Thanks to support from local donors and collaborative efforts with the Coastside’s educational community, the Cabrillo Education Foundation has allocated more than $100,000 toward several Cabrillo Unified School District programs.
Foundation officials said that this represents the first round of funding for the 2019-2020 school year, with additional allocations to follow. The nonprofit is investing $71,500 in the district’s science specialist, Bryan Felts, who will continue to teach fifth-grade science and computer science across Cabrillo’s four elementary schools.
Corrine Bucher, the foundation’s executive director, said that the organization received a grant to establish the science specialist five years ago.
“We originally funded that position,” she said. “And the next year the district said, ‘Thank you, but now we’re going to take that under our wing and we’ll fund that program.’ The idea is that we would provide seed funding for programs to benefit the district.
“But the next year, (district officials) said, ‘Oh my gosh, we’re going to have to make cuts,” continued Bucher. “Could you come back in?
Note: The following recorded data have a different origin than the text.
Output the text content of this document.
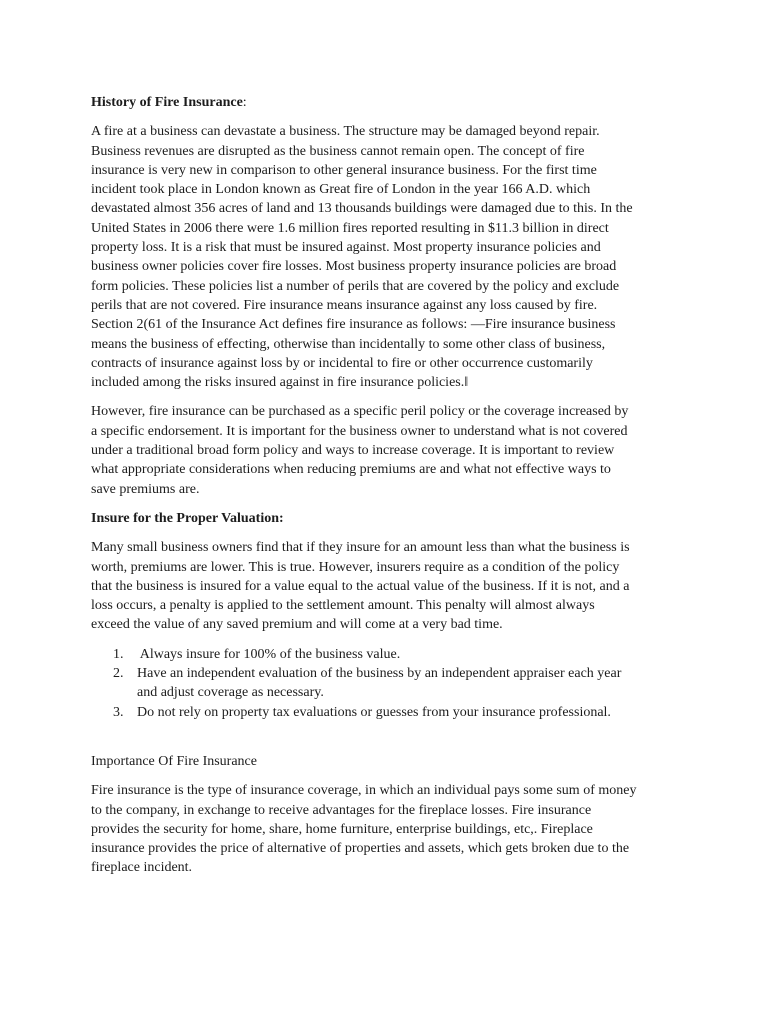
History of Fire Insurance:
A fire at a business can devastate a business. The structure may be damaged beyond repair.
Business revenues are disrupted as the business cannot remain open. The concept of fire
insurance is very new in comparison to other general insurance business. For the first time
incident took place in London known as Great fire of London in the year 166 A.D. which
devastated almost 356 acres of land and 13 thousands buildings were damaged due to this. In the
United States in 2006 there were 1.6 million fires reported resulting in $11.3 billion in direct
property loss. It is a risk that must be insured against. Most property insurance policies and
business owner policies cover fire losses. Most business property insurance policies are broad
form policies. These policies list a number of perils that are covered by the policy and exclude
perils that are not covered. Fire insurance means insurance against any loss caused by fire.
Section 2(61 of the Insurance Act defines fire insurance as follows: ―Fire insurance business
means the business of effecting, otherwise than incidentally to some other class of business,
contracts of insurance against loss by or incidental to fire or other occurrence customarily
included among the risks insured against in fire insurance policies.‖
However, fire insurance can be purchased as a specific peril policy or the coverage increased by
a specific endorsement. It is important for the business owner to understand what is not covered
under a traditional broad form policy and ways to increase coverage. It is important to review
what appropriate considerations when reducing premiums are and what not effective ways to
save premiums are.
Insure for the Proper Valuation:
Many small business owners find that if they insure for an amount less than what the business is
worth, premiums are lower. This is true. However, insurers require as a condition of the policy
that the business is insured for a value equal to the actual value of the business. If it is not, and a
loss occurs, a penalty is applied to the settlement amount. This penalty will almost always
exceed the value of any saved premium and will come at a very bad time.
1. Always insure for 100% of the business value.
2. Have an independent evaluation of the business by an independent appraiser each year
and adjust coverage as necessary.
3. Do not rely on property tax evaluations or guesses from your insurance professional.
Importance Of Fire Insurance
Fire insurance is the type of insurance coverage, in which an individual pays some sum of money
to the company, in exchange to receive advantages for the fireplace losses. Fire insurance
provides the security for home, share, home furniture, enterprise buildings, etc,. Fireplace
insurance provides the price of alternative of properties and assets, which gets broken due to the
fireplace incident.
So, the last two years, we’ve funded the position.”
In addition, the foundation is allocating $10,000 to foster collaboration among the district’s science teachers. Bucher said the program started in 2014 to encourage science collaboration at the high school, but, over the years, it expanded to include teachers from Cunha Intermediate School. This year, the program will also loop in the district’s fifth-grade science specialist.
The nonprofit is also investing $25,000 to Advancement Via Individual Determination, a program to prepare students for higher education and entry into the workforce. The program provides career coaching for sixth- and 12th-graders to cultivate skills like organization, time management, critical thinking, collaboration and problem solving.
While many of the Cabrillo Education Foundation allocations this year are benefiting programs that the nonprofit has supported in the past, Bucher emphasized the importance of consistency in education — and the value of evaluating priorities with a fresh perspective. She was hired as the foundation’s new executive director earlier this year.
“It’s time to look at things with fresh eyes,” she said.